Michelle Morgan (Lou Fleming): I auditioned for Heartland in the midst of shooting a movie so I wasn’t available for the in-person audition. I had to self tape the audition in a studio in Toronto. I really wanted to get it right. I did around three takes for the first scene and when I finally felt I had really connected to the material I remember the camera guy saying: “That was really good.” And they never say stuff like that.

Graham Wardle: I remember buying a pack of cigarettes before the audition. Ty Borden was originally scripted as being a smoker. Since I don’t smoke, I gave away the pack to Beau Mirchoff who was in the waiting room at the audition. Beau was later cast as Ben Stillman. I remember after doing my second audition, Dean Bennet (director of the pilot episode) stood up and shook my hand after I was done. I remember thinking, “That has never happened before.”

Michelle Morgan: I was walking down Queen Street, in Toronto, when my agent called me. It was very exciting to get the news that Heartland wanted me, but it was also nerve-wracking because the pilot was supposed to start shooting during the last week of the movie I was in the middle of filming. So I wasn’t sure it would work out, and it almost didn’t!

And Heartland didn’t do “chemistry reads” for the pilot. There was no time so they cast me off of my tape, having never met me or even spoken to me on the phone. The first time I spoke to any of the producers or cast was when I took the red eye [evening or overnight flight] to Calgary to start shooting.

[A chemistry read is an opportunity to read with other actors who are being considered for a lead role, in order for the producers to be able to see if they have on-screen chemistry.]

Graham Wardle: I was filming a short film with some friends in the woods when my agent called and told me I booked the part.

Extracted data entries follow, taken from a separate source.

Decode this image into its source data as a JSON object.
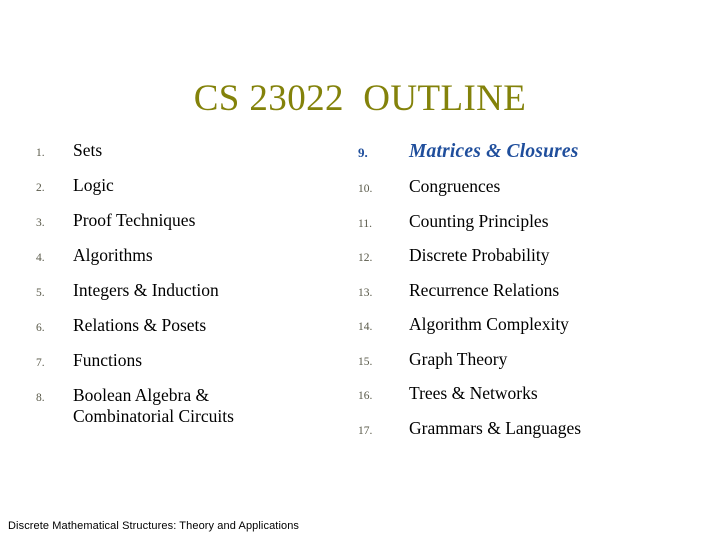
{
  "slide": {
    "title": "CS 23022  OUTLINE",
    "title_color": "#83820a",
    "background_color": "#ffffff",
    "accent_color": "#1f4e9c",
    "number_color": "#595949",
    "body_color": "#000000"
  },
  "outline": {
    "left_column": [
      {
        "number": "1.",
        "label": "Sets"
      },
      {
        "number": "2.",
        "label": "Logic"
      },
      {
        "number": "3.",
        "label": "Proof Techniques"
      },
      {
        "number": "4.",
        "label": "Algorithms"
      },
      {
        "number": "5.",
        "label": "Integers & Induction"
      },
      {
        "number": "6.",
        "label": "Relations & Posets"
      },
      {
        "number": "7.",
        "label": "Functions"
      },
      {
        "number": "8.",
        "label": "Boolean Algebra &\nCombinatorial Circuits"
      }
    ],
    "right_column": [
      {
        "number": "9.",
        "label": "Matrices & Closures"
      },
      {
        "number": "10.",
        "label": "Congruences"
      },
      {
        "number": "11.",
        "label": "Counting Principles"
      },
      {
        "number": "12.",
        "label": "Discrete Probability"
      },
      {
        "number": "13.",
        "label": "Recurrence Relations"
      },
      {
        "number": "14.",
        "label": "Algorithm Complexity"
      },
      {
        "number": "15.",
        "label": "Graph Theory"
      },
      {
        "number": "16.",
        "label": "Trees & Networks"
      },
      {
        "number": "17.",
        "label": "Grammars & Languages"
      }
    ]
  },
  "footer": {
    "text": "Discrete Mathematical Structures: Theory and Applications"
  }
}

I remember asking what a TV pilot was, since I had never done one before. It was kind of a cool feeling but I had no idea what it meant for my life.

Heather Conkie: I actually came on board after the pilot episode was first shot and just before the series was put into development. One of the shows I had been a writer on for many years was Road To Avonlea for CBC. The executives there knew my work and suggested I meet with the Heartland producers. I was thrilled when they offered me the role of showrunner. I jumped at the chance. It has been and continues to be a dream job.

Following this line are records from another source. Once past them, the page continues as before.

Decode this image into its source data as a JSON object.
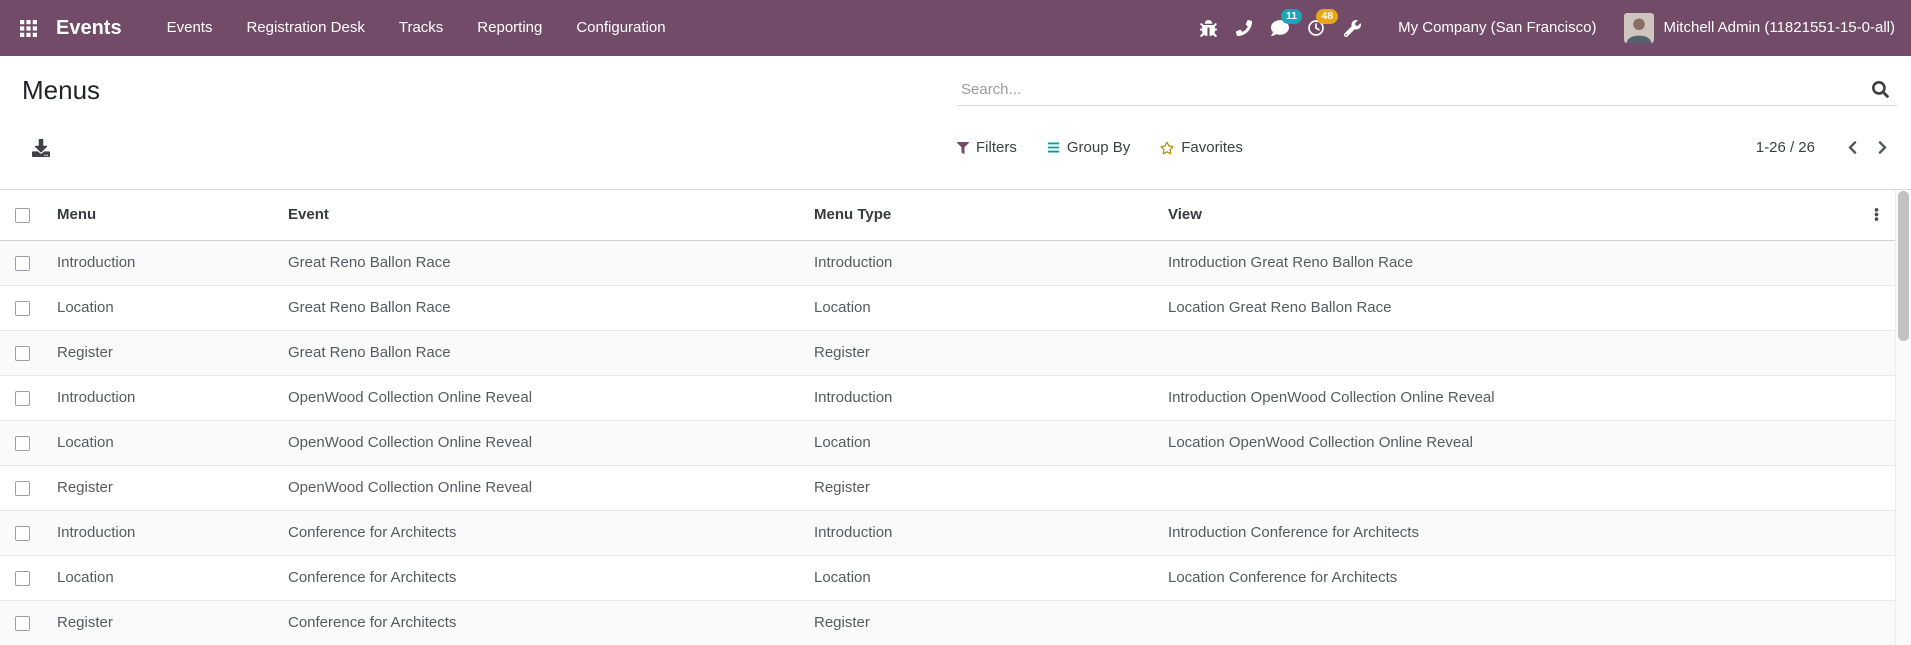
{
  "topbar": {
    "app_name": "Events",
    "menu_items": [
      "Events",
      "Registration Desk",
      "Tracks",
      "Reporting",
      "Configuration"
    ],
    "badges": {
      "messages": "11",
      "activities": "48"
    },
    "company": "My Company (San Francisco)",
    "user": "Mitchell Admin (11821551-15-0-all)"
  },
  "control_panel": {
    "title": "Menus",
    "search_placeholder": "Search...",
    "filters_label": "Filters",
    "group_by_label": "Group By",
    "favorites_label": "Favorites",
    "pager_range": "1-26 / 26"
  },
  "table": {
    "columns": [
      "Menu",
      "Event",
      "Menu Type",
      "View"
    ],
    "rows": [
      {
        "menu": "Introduction",
        "event": "Great Reno Ballon Race",
        "menu_type": "Introduction",
        "view": "Introduction Great Reno Ballon Race"
      },
      {
        "menu": "Location",
        "event": "Great Reno Ballon Race",
        "menu_type": "Location",
        "view": "Location Great Reno Ballon Race"
      },
      {
        "menu": "Register",
        "event": "Great Reno Ballon Race",
        "menu_type": "Register",
        "view": ""
      },
      {
        "menu": "Introduction",
        "event": "OpenWood Collection Online Reveal",
        "menu_type": "Introduction",
        "view": "Introduction OpenWood Collection Online Reveal"
      },
      {
        "menu": "Location",
        "event": "OpenWood Collection Online Reveal",
        "menu_type": "Location",
        "view": "Location OpenWood Collection Online Reveal"
      },
      {
        "menu": "Register",
        "event": "OpenWood Collection Online Reveal",
        "menu_type": "Register",
        "view": ""
      },
      {
        "menu": "Introduction",
        "event": "Conference for Architects",
        "menu_type": "Introduction",
        "view": "Introduction Conference for Architects"
      },
      {
        "menu": "Location",
        "event": "Conference for Architects",
        "menu_type": "Location",
        "view": "Location Conference for Architects"
      },
      {
        "menu": "Register",
        "event": "Conference for Architects",
        "menu_type": "Register",
        "view": ""
      }
    ]
  },
  "icons": {
    "apps_menu": "grid-3x3",
    "debug": "bug",
    "voip": "phone",
    "messages": "comment-bubble",
    "activities": "clock",
    "tools": "wrench",
    "search": "magnifier",
    "export": "download-tray",
    "filters": "funnel",
    "group_by": "bars",
    "favorites": "star-outline",
    "pager_previous": "chevron-left",
    "pager_next": "chevron-right",
    "optional_columns": "vertical-kebab-dots"
  },
  "colors": {
    "topbar_bg": "#714B67",
    "badge_messages": "#1ca5b8",
    "badge_activities": "#e9a61a",
    "filter_icon": "#714B67",
    "groupby_icon": "#00A09D",
    "favorites_icon": "#a58b00"
  }
}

[Alisha Newton was six years old when this was all happening. She joined the team in 2012 for the filming of season six.]

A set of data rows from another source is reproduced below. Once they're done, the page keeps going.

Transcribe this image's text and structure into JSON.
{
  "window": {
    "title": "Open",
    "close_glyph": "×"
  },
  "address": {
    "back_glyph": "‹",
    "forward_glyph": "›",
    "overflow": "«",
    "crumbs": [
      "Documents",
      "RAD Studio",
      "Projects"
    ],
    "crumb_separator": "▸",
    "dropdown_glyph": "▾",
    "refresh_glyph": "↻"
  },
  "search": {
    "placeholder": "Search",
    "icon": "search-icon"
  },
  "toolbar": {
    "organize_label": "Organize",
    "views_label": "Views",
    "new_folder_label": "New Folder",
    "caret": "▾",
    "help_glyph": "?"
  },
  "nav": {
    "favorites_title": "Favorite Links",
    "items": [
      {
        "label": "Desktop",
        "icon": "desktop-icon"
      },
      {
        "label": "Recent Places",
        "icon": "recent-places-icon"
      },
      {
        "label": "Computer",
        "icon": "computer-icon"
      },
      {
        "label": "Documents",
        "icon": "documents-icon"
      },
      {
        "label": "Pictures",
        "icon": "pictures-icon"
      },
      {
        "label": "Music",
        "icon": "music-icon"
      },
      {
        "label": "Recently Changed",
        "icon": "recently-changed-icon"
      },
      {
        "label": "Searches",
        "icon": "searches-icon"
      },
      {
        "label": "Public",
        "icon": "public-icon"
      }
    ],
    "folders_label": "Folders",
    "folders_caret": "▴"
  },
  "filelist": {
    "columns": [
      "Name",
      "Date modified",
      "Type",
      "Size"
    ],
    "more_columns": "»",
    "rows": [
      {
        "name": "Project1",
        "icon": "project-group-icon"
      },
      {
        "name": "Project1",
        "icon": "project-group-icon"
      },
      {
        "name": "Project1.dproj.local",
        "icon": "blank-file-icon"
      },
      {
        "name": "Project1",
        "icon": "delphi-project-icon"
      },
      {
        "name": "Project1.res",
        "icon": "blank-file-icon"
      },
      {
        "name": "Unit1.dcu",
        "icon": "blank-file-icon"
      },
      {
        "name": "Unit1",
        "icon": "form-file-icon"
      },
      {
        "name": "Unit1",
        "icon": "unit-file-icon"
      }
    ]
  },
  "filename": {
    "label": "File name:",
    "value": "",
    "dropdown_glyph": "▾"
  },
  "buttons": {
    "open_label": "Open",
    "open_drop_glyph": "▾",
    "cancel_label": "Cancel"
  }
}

Alisha Newton (Georgie Fleming Morris): When I first heard about the Heartland casting call, I was ten years old. I’ve been acting since I was four, so I got the audition request through my agent.

Typically in the casting world, after an audition, a narrowed selection of actors are brought back for another read in what is called a “call back”. After both my sessions, I started to get a really good feeling about the role of Georgie. Once the producers had narrowed their favourites down to just a handful of girls, I was brought in a third time for a chemistry read. This time I performed the scenes with Graham Wardle [Ty] and Jessica Amlee [Mallory]. During my research for the role, I watched a lot of Heartland episodes, so it was cool to meet some of the cast in person, finally.

Heartland was my first acting job outside of my city, so as I became a more prominent role in the show, public school became more complicated, and I ended up transferring to online school.

The Future

Heather Conkie: Heartland has already had an incredible lifespan and I think has great potential to keep going. It’s a family, growing, changing just like any family and where there’s change and there’s growth, there’s an unending well of stories.

It’s imperative that we stay fresh and I can’t say enough about my very talented teams of writers, over the years. When we first gather to discuss ideas for a new season, it’s really difficult to look at that blank white board. But, we brainstorm story points and character arcs and nothing is thrown out without exploring it — even some of the craziest ideas can lead to the best end-result.

Michael Weinberg: I see the future of Heartland continuing to evolve along with our family. I’m always amazed how our writers have managed to come up with so many great stories over a span, so far, of 216 hours. I have complete confidence that they’ll be able to continue to do so.